Battery Life Calculator
Runtime from capacity, load, and usable depth of discharge — lead-acid 50%, lithium 80%.
Last updated
Advanced
You need
5.0 hoursruntime
50 Ah usable at a 10 A draw
- Usable capacity
- 50 Ah
- Runtime
- 5.0 hours
How to use the battery life calculator
Enter the battery’s amp-hour capacity and the steady current it’s supplying, set the usable depth of discharge under Advanced, and you get the runtime in hours. Runtime is just usable amp-hours divided by the load. There’s no rate here — this is how long the battery lasts, not what it costs.
The key idea is that you never use a battery’s full rated capacity. Lead-acid batteries last far longer if you only draw the top 50% before recharging; lithium (LiFePO4) tolerates about 80%; 100% is a theoretical figure that shortens any battery’s life and is rarely reached in practice. The Advanced depth-of-discharge setting applies this, defaulting to a conservative 50% for lead-acid.
The math is two short steps: usable amp-hours = capacity × depth of discharge, then hours = usable amp-hours ÷ load. A 100 Ah battery at 50% gives 50 usable Ah; at a 10 A load that’s 5 hours of runtime. Halve the load and you double the time; switch to an 80% lithium battery and the same 100 Ah runs 8 hours.

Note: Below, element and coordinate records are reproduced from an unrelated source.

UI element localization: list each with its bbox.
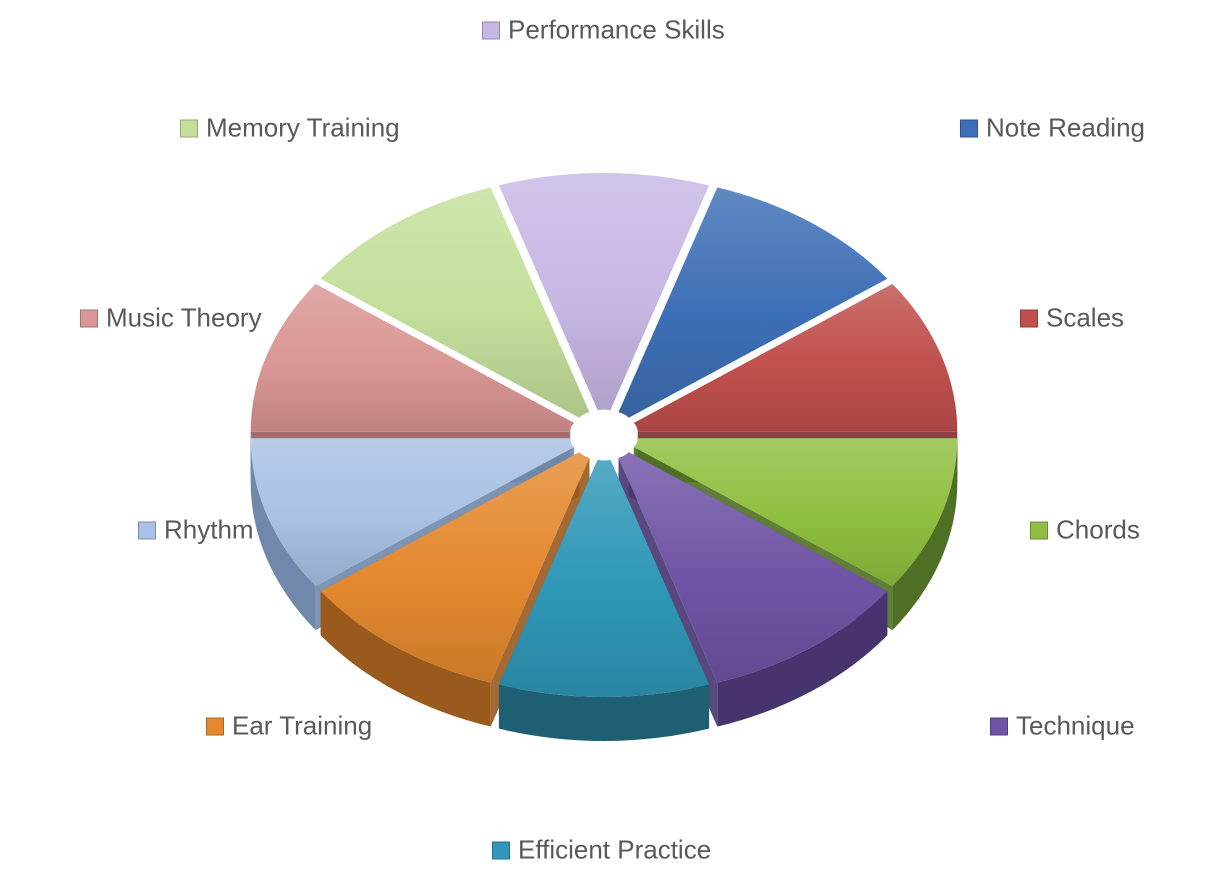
legend-swatch: [482, 21, 500, 39]
legend-swatch: [960, 119, 978, 137]
legend-swatch: [492, 841, 510, 859]
pie-label: Performance Skills: [482, 15, 725, 46]
pie-label-text: Technique: [1016, 711, 1135, 742]
pie-label: Rhythm: [138, 515, 254, 546]
pie-label-text: Memory Training: [206, 113, 400, 144]
legend-swatch: [1030, 521, 1048, 539]
pie-label: Note Reading: [960, 113, 1145, 144]
pie-label: Memory Training: [180, 113, 400, 144]
legend-swatch: [990, 717, 1008, 735]
legend-swatch: [138, 521, 156, 539]
pie-label: Ear Training: [206, 711, 372, 742]
pie-chart-3d: Performance Skills Note Reading Scales Chor…: [0, 0, 1209, 896]
pie-label-text: Scales: [1046, 303, 1124, 334]
pie-label-text: Ear Training: [232, 711, 372, 742]
pie-label-text: Music Theory: [106, 303, 262, 334]
legend-swatch: [80, 309, 98, 327]
pie-label: Chords: [1030, 515, 1140, 546]
pie-label-text: Rhythm: [164, 515, 254, 546]
pie-label: Music Theory: [80, 303, 262, 334]
legend-swatch: [206, 717, 224, 735]
pie-label-text: Efficient Practice: [518, 835, 711, 866]
pie-label: Scales: [1020, 303, 1124, 334]
pie-label: Technique: [990, 711, 1135, 742]
pie-label: Efficient Practice: [492, 835, 711, 866]
legend-swatch: [1020, 309, 1038, 327]
pie-label-text: Note Reading: [986, 113, 1145, 144]
pie-label-text: Chords: [1056, 515, 1140, 546]
pie-label-text: Performance Skills: [508, 15, 725, 46]
legend-swatch: [180, 119, 198, 137]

One real-world caveat the simple math leaves out is Peukert’s effect: batteries deliver less than their rating when discharged quickly, so a 100 Ah battery drained hard might yield only 80 Ah of usable energy. This calculator uses the straightforward linear model, which is accurate for moderate loads; for heavy loads relative to capacity, treat the runtime as an optimistic ceiling.
Make the load realistic. It’s the steady current of everything running at once — add up the amps directly, or convert each device’s watts at the system voltage with the volts-to-watts tool. For a load that fluctuates, use the average. To compare batteries of different voltages before you start, the watt-hours calculator puts them on equal footing.
The formula
Runtime is the usable capacity divided by the load; usable capacity is the rating times how deeply you safely discharge it:
usable Ah = capacity × depth of discharge
hours = usable Ah ÷ loadWorked example with the defaults — a 100 Ah battery at 50% usable with a 10 A load: usable = 100 × 0.50 = 50 Ah; runtime = 50 ÷ 10 = 5 hours. At 80% (lithium) it would be 8 hours; at a 5 A load, 10 hours.